Vittorio started (with some help from me) to fix all the issues pointed by Coverity.
Static analysis
Coverity (and scan-build) are quite useful to spot mistakes even if their false-positive ratio tend to be quite high. Even the false-positives are usually interesting since the spot code unnecessarily convoluted. The code should be as simple as possible but not simpler.
The basic idea behind those tools is to try to follow the code-paths while compiling them and spot what could go wrong (e.g. you are feeding a NULL to a function that would deference it).
The problems with this approach are usually two: false positive due to the limited scope of the analyzer and false negatives due shadowing.
False Positives
Coverity might assume certain inputs are valid even if they are made impossible by some initial checks up in the codeflow.
In those case you should spend enough time to make sure Coverity is not right and those faulty inputs aren’t slipping somewhere. NEVER try to just add some checks to the code pointed as first move, you might either hide issues (e.g. if Coverity complains about uninitialized variable do not just initialize it to nothing, check why it happens and if the logic behind is wrong).
Ever increasing issue count
While fixing issues using those tools you might notice to your surprise that every time you fix something, something new appears out of thin air.

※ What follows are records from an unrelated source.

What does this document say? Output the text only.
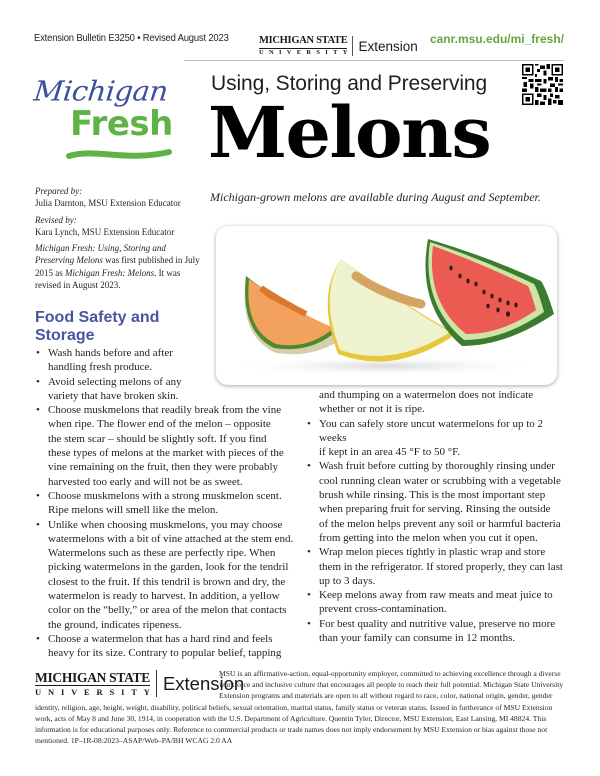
Extension Bulletin E3250 • Revised August 2023	MICHIGAN STATE
U N I V E R S I T Y Extension canr.msu.edu/mi_fresh/
Michigan
Fresh
Using, Storing and Preserving
Melons
Michigan-grown melons are available during August and September.

Prepared by:
Julia Darnton, MSU Extension Educator

Revised by:
Kara Lynch, MSU Extension Educator

Michigan Fresh: Using, Storing and Preserving Melons was first published in July 2015 as Michigan Fresh: Melons. It was revised in August 2023.

Food Safety and Storage
• Wash hands before and after
handling fresh produce.
• Avoid selecting melons of any
variety that have broken skin.
• Choose muskmelons that readily break from the vine
when ripe. The flower end of the melon – opposite
the stem scar – should be slightly soft. If you find
these types of melons at the market with pieces of the
vine remaining on the fruit, then they were probably
harvested too early and will not be as sweet.
• Choose muskmelons with a strong muskmelon scent.
Ripe melons will smell like the melon.
• Unlike when choosing muskmelons, you may choose
watermelons with a bit of vine attached at the stem end.
Watermelons such as these are perfectly ripe. When
picking watermelons in the garden, look for the tendril
closest to the fruit. If this tendril is brown and dry, the
watermelon is ready to harvest. In addition, a yellow
color on the “belly,” or area of the melon that contacts
the ground, indicates ripeness.
• Choose a watermelon that has a hard rind and feels
heavy for its size. Contrary to popular belief, tapping
and thumping on a watermelon does not indicate
whether or not it is ripe.
• You can safely store uncut watermelons for up to 2 weeks
if kept in an area 45 °F to 50 °F.
• Wash fruit before cutting by thoroughly rinsing under
cool running clean water or scrubbing with a vegetable
brush while rinsing. This is the most important step
when preparing fruit for serving. Rinsing the outside
of the melon helps prevent any soil or harmful bacteria
from getting into the melon when you cut it open.
• Wrap melon pieces tightly in plastic wrap and store
them in the refrigerator. If stored properly, they can last
up to 3 days.
• Keep melons away from raw meats and meat juice to
prevent cross-contamination.
• For best quality and nutritive value, preserve no more
than your family can consume in 12 months.
MSU is an affirmative-action, equal-opportunity employer, committed to achieving excellence through a diverse workforce and inclusive culture that encourages all people to reach their full potential. Michigan State University Extension programs and materials are open to all without regard to race, color, national origin, gender, gender identity, religion, age, height, weight, disability, political beliefs, sexual orientation, marital status, family status or veteran status. Issued in furtherance of MSU Extension work, acts of May 8 and June 30, 1914, in cooperation with the U.S. Department of Agriculture. Quentin Tyler, Director, MSU Extension, East Lansing, MI 48824. This information is for educational purposes only. Reference to commercial products or trade names does not imply endorsement by MSU Extension or bias against those not mentioned. 1P–1R-08:2023–ASAP/Web–PA/BH WCAG 2.0 AA
MICHIGAN STATE
U N I V E R S I T Y Extension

This is not magic but simply that the static analyzers usually keep some limit on how deep they go depending on the issues already present and how much time had been spent already.

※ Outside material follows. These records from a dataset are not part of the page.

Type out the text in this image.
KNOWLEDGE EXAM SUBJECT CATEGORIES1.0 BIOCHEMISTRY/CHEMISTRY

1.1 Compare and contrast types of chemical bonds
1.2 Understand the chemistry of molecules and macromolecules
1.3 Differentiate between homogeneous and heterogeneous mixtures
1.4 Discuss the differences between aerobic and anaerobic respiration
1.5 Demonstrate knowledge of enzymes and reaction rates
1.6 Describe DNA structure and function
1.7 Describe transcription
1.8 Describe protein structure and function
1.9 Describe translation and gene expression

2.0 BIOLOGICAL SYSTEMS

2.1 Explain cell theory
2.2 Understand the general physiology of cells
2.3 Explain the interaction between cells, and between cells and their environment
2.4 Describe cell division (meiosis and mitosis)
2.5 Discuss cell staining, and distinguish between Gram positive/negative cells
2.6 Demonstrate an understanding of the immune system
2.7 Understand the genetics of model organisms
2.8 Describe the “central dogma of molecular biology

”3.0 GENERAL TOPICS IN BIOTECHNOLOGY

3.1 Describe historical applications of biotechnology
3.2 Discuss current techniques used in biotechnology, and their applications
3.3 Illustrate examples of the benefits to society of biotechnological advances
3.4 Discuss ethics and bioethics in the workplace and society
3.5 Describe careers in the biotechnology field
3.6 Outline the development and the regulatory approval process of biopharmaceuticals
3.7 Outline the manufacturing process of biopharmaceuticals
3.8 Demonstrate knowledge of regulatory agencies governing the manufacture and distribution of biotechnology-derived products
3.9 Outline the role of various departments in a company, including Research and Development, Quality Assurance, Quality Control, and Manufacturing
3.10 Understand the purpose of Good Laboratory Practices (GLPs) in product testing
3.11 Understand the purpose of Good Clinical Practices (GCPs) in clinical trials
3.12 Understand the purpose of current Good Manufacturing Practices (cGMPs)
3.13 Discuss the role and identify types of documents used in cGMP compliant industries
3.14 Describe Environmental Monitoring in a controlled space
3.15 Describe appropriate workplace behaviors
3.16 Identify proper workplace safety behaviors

That surprise had been fun since apparently some of the time limit is per compilation unit so splitting large files in smaller chunks gets us more results (while speeding up the building process thanks to better parallelism).

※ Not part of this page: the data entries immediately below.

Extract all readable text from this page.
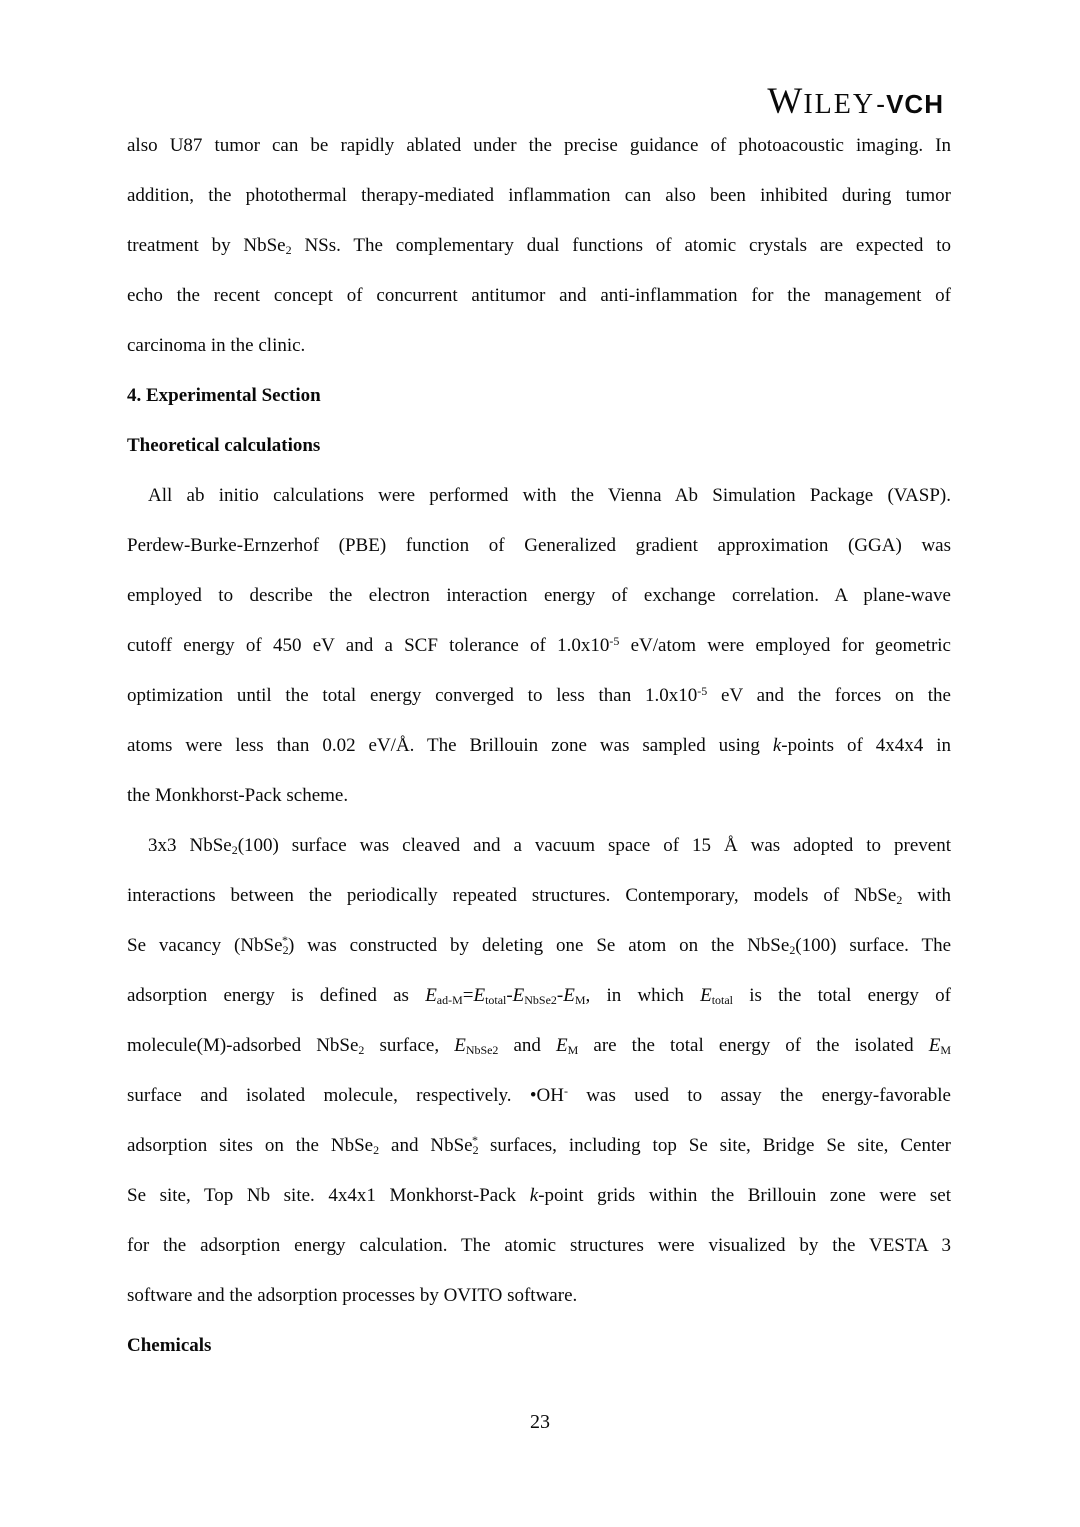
WILEY-VCH
also U87 tumor can be rapidly ablated under the precise guidance of photoacoustic imaging. In
addition, the photothermal therapy-mediated inflammation can also been inhibited during tumor
treatment by NbSe2 NSs. The complementary dual functions of atomic crystals are expected to
echo the recent concept of concurrent antitumor and anti-inflammation for the management of
carcinoma in the clinic.
4. Experimental Section
Theoretical calculations
All ab initio calculations were performed with the Vienna Ab Simulation Package (VASP).
Perdew-Burke-Ernzerhof (PBE) function of Generalized gradient approximation (GGA) was
employed to describe the electron interaction energy of exchange correlation. A plane-wave
cutoff energy of 450 eV and a SCF tolerance of $1.0x10^{-5}$ eV/atom were employed for geometric
optimization until the total energy converged to less than $1.0x10^{-5}$ eV and the forces on the
atoms were less than 0.02 eV/Å. The Brillouin zone was sampled using k-points of 4x4x4 in
the Monkhorst-Pack scheme.
3x3 NbSe2(100) surface was cleaved and a vacuum space of 15 Å was adopted to prevent
interactions between the periodically repeated structures. Contemporary, models of NbSe2 with
Se vacancy (NbSe2*) was constructed by deleting one Se atom on the NbSe2(100) surface. The
adsorption energy is defined as Ead-M=Etotal-ENbSe2-EM, in which Etotal is the total energy of
molecule(M)-adsorbed NbSe2 surface, ENbSe2 and EM are the total energy of the isolated EM
surface and isolated molecule, respectively. •OH- was used to assay the energy-favorable
adsorption sites on the NbSe2 and NbSe2* surfaces, including top Se site, Bridge Se site, Center
Se site, Top Nb site. 4x4x1 Monkhorst-Pack k-point grids within the Brillouin zone were set
for the adsorption energy calculation. The atomic structures were visualized by the VESTA 3
software and the adsorption processes by OVITO software.
Chemicals
23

Usually fixing some high-impact issue gets us 3 or 5 new small impact issues.
I like solving puzzles so I do not mind having more fun, sadly I did not have much spare time to play this game lately.
Merge ALL the FIXES
So far about 100+ patches got piled up over the past weeks and now they are sent in small batches to ease the work of review. (I have something brewing to make reviewing simpler, as you might know)
During the review what probably about 1/10 of the patches will be rejected and the relative coverity report updated with enough information to explain why it is a false positive or the dangerous or strange behaviour pointed is intentional.